Top 3 Reasons to Invest in the CRE Retail Sector in 2017

  • December 19, 2016
  • Retail
  • 0 Comments
By SVN Research

The retail real estate market, having long been the most segmented and divided sector of commercial real estate, was the most uniquely impacted in the last downturn and recovery. Grocery anchored neighborhood centers and free standing national credit retail properties have performed exceedingly well while regional malls, power centers, and non-anchored neighborhood strip centers have lagged in terms of price and rents. The slow economic recovery and ever growing share of e-commerce has made investment in retail real estate less desirable to sectors like multifamily and office. However, with this trend most likely changing in the next few years, retail may be one of the best investment opportunities for 2017. Here are three reasons this could be the case.

 

A beautiful new upscale shopping center with no tenants. Hang your own sign!

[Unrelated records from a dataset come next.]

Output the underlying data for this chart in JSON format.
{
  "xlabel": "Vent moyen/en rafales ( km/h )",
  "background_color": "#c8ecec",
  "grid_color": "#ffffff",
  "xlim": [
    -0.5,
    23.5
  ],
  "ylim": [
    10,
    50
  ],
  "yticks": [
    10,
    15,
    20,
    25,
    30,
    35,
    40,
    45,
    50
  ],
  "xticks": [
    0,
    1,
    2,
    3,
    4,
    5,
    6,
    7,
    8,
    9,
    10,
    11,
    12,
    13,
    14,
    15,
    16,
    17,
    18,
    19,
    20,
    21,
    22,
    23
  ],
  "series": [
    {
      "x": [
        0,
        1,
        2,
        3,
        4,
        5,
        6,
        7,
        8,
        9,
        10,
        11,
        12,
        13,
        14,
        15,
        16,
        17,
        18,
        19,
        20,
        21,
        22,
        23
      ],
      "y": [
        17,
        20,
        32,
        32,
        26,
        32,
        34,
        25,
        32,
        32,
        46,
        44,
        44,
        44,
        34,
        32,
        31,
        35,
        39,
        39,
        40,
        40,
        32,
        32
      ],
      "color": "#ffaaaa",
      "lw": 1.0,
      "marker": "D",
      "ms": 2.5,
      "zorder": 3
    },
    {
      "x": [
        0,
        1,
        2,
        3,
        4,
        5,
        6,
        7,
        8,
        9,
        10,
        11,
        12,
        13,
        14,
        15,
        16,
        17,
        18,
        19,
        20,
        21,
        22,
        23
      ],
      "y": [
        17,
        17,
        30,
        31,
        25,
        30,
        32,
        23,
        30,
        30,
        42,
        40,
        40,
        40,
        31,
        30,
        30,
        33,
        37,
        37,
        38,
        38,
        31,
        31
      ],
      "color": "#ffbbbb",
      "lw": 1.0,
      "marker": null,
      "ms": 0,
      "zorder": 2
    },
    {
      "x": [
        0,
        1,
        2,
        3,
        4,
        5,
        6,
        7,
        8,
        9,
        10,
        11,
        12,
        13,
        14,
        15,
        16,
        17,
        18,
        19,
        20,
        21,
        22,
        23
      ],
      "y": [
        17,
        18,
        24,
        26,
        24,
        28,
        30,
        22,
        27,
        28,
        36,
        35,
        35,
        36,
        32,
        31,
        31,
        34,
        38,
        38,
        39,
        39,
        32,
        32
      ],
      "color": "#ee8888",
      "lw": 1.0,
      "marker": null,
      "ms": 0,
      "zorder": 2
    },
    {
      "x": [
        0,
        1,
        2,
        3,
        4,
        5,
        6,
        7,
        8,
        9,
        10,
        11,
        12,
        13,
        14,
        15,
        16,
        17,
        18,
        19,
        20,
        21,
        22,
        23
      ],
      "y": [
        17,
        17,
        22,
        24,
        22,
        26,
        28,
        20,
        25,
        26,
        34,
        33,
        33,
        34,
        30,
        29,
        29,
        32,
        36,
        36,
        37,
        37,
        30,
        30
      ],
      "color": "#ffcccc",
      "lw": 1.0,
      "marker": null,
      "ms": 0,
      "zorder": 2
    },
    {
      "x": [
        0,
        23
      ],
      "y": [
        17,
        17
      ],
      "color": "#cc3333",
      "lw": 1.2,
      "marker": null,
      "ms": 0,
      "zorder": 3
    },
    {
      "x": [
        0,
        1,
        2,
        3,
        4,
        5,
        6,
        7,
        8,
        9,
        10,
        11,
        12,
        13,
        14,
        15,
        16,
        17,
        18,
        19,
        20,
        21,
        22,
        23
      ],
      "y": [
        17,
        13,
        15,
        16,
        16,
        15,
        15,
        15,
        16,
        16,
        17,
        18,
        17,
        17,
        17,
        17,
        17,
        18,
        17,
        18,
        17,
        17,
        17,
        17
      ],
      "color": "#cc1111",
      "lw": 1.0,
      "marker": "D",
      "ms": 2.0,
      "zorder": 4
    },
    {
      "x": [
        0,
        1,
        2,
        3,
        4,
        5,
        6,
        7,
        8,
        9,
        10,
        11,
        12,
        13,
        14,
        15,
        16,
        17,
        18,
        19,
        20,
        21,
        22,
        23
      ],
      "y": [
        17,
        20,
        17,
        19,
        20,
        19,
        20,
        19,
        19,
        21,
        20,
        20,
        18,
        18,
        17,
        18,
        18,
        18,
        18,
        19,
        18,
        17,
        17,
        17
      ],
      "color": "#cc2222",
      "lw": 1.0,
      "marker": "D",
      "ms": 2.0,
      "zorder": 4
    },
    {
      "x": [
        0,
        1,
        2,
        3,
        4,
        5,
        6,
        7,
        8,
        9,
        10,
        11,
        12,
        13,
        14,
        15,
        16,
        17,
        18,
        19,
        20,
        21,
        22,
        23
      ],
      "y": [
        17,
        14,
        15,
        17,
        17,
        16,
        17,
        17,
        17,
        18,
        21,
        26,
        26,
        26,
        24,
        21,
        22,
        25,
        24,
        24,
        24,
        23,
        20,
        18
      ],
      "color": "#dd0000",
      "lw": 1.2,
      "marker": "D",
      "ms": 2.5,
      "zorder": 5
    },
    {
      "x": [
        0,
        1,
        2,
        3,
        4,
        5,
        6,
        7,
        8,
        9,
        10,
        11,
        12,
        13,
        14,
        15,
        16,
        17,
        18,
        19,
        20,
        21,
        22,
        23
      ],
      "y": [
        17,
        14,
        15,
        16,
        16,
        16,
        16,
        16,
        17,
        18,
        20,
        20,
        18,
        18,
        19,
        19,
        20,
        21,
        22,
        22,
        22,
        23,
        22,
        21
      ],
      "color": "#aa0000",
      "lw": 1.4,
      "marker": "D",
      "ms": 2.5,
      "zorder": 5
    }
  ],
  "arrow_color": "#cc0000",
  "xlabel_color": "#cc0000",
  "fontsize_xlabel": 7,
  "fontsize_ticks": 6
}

First, the economy may have now turned the corner and reentered a faster growth phase. GDP was last estimated to be growing at an annualized rate of 3.2% and unemployment has fallen to 4.6%. Retail sales continues to set new all-time records almost every month with annualized growth rates routinely near 3% according to the Census Bureau. As more people work due to the growing economy, they will have more money to spend. In fact, measures of consumer confidence, median household income, and total personal income have all shown strong growth and improvement in the last several months causing some to forecast yet another record breaking year for holiday sales. Regardless of online shopping, people are spending more at all types of retail establishments. Given that there has been a relatively low rate of new retail construction, it is almost unavoidable for retail rents and occupancies to rise resulting in the rising profitability of retail real estate investors. This rate of rent and occupancy growth may be the fastest of all property sectors in 2017 (at least for some markets).

 

Second, the retail landscape appears better equipped to compete in the new “digital” sales marketplace. Traditional retail tenants are now embracing an “omnichannel” approach, meaning dual focus on in-store and online sales, and recent research by the International Council of Shopping Centers (ICSC) indicates it is starting to show success. According to ICSC, 80% of Black Friday/Thanksgiving weekend shoppers made purchases at physical stores and 28% of those who purchased goods online opted to pick up the orders at a physical store (i.e. “site-to-store”) where 64% of those shopper made additional in-store purchases. Thus, the view that a store can be “online only” appears to be diminishing. In fact, even online giant Amazon is now actively seeking to open physical stores to facilitate order pick-up and enhance impulse purchases. In short, the storefront is not “dead”, just redesigned. Additionally, some categories such as home improvement, furniture, and restaurants cannot be easily moved online. All of these sectors are showing growth in sales and even store openings.

 

Office building with flowers and trees.

Third, many retail properties are located on great pieces of real estate in premier locations. There remain potential shortages for all types of commercial real estate including office, self-storage, heath care, and even apartments in many markets and sub-markets across the country. Retail sites are potentially the best redevelopment and repurposing sites in many in-fill markets. Retail can be converted to office/health care uses with very little costs; even self-storage is feasible for large vacant anchor spaces. Meanwhile, getting new sites approved for development is taking longer and costing more in many, if not most markets and, as municipalities seek to “beautify” older properties the redevelopment of existing buildings is getting relatively easier. Therefore, many retail sites, which are typically relatively low intensity uses, are actually easier to build on than raw, un-entitled land.

 

With an in-depth understanding of the local market, an investor can purchase a substantial income stream today with a potentially great exit strategy in the future. The key is creative vision and a good understanding of the micro forces in the sub-market (think location, location, location).